Learning to preserve your food is an outstanding survival life skill. Of course, it’s useful now too because you can save a ton of money. Buy in bulk and make your own long term supplies while you learn the skill. I call that a win-win. Any of the methods I just mentioned can be done at home, though there are some exceptions. Certain types of freeze-drying pretty much require a commercial setup. Likewise, there are a few things you probably shouldn’t can yourself. This is because the risk of botulism and other issues are just too considerable without ultra-high temperatures you’d be hard-pressed to reach in a kitchen.

Final Thoughts

Switching to an all-meat diet is not for everyone. Much like becoming a raw, paleo, keto vegan, it requires research and scrupulously rigid diet control to succeed. Additionally, some people simply cannot process that much meat. Most vitally, you’ll need to watch your cholesterol, especially if you have other related heart issues.

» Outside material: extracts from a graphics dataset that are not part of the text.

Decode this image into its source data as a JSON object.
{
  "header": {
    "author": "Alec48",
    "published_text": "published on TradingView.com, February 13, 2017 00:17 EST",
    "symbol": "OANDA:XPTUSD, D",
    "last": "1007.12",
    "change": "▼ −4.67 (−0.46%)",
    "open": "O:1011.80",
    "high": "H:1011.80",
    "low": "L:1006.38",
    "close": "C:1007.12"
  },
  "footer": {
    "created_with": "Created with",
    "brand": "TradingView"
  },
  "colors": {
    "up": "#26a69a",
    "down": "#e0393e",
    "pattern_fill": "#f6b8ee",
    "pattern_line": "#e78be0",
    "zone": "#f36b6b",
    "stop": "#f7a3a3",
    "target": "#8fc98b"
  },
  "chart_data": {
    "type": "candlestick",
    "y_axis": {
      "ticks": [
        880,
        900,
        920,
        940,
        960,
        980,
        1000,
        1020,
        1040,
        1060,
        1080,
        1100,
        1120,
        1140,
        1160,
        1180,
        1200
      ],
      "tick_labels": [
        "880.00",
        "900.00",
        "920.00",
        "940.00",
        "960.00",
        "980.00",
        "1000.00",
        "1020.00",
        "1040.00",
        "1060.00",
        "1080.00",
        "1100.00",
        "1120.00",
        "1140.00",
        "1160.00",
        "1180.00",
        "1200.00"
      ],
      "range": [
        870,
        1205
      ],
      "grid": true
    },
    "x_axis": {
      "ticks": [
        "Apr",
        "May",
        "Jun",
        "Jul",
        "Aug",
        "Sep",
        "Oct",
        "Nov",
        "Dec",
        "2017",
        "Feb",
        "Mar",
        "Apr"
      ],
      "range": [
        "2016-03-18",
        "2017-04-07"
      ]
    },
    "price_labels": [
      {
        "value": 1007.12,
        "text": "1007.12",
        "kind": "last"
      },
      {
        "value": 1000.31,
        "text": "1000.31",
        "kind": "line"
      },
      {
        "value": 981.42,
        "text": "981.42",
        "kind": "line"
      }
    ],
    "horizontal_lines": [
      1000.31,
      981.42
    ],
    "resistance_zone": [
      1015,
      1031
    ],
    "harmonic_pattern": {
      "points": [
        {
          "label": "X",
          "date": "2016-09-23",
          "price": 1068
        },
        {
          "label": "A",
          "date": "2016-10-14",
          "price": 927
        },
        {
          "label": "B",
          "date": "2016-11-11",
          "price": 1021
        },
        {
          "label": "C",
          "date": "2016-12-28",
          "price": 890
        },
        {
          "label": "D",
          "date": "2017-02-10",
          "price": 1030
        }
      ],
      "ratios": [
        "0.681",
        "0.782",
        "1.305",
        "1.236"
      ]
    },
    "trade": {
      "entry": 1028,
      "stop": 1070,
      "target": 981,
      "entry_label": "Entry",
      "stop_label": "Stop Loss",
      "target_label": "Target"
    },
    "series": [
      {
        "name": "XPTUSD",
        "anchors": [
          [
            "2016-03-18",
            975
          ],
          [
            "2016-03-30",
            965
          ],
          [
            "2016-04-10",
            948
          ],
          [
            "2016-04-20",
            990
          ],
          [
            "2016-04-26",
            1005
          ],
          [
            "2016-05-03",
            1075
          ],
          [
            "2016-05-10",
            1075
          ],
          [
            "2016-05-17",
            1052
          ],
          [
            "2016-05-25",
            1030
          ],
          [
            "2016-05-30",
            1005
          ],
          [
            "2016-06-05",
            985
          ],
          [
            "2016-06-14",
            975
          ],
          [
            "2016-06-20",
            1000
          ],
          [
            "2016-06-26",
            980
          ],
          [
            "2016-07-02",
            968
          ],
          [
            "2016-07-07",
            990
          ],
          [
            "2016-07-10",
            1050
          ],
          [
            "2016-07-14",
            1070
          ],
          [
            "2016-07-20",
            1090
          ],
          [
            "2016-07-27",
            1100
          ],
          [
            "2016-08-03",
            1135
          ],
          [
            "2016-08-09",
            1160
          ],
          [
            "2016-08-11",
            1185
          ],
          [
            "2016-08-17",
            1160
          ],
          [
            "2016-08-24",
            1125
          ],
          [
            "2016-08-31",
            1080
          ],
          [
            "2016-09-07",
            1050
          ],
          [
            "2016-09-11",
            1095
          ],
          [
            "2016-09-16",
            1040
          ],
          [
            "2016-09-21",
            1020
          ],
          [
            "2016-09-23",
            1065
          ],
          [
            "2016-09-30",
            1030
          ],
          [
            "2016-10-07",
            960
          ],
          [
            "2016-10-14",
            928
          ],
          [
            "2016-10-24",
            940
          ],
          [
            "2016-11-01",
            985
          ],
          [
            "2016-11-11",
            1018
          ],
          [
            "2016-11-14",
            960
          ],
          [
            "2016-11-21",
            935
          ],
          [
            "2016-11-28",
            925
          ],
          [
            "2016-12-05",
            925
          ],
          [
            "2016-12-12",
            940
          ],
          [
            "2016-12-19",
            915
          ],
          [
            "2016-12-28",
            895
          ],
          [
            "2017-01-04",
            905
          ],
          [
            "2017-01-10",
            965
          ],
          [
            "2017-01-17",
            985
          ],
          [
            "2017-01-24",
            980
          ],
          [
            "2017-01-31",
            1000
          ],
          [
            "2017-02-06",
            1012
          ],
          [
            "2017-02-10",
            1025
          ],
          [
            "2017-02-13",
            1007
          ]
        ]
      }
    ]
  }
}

Where survival is concerned, your best bet is to be as flexible as possible. A restricted diet is one of the first things that usually fail when the SHTF. Practically speaking, you need all the resources available to you when times get tough. You may not find all the meat you need right away even if you’re a great hunter.

If you plan to live on meat alone, have a good stock of canned and freeze-dried meats on hand. You’ll want enough to keep you and whatever carnivores you live with to eat for a couple of years at least.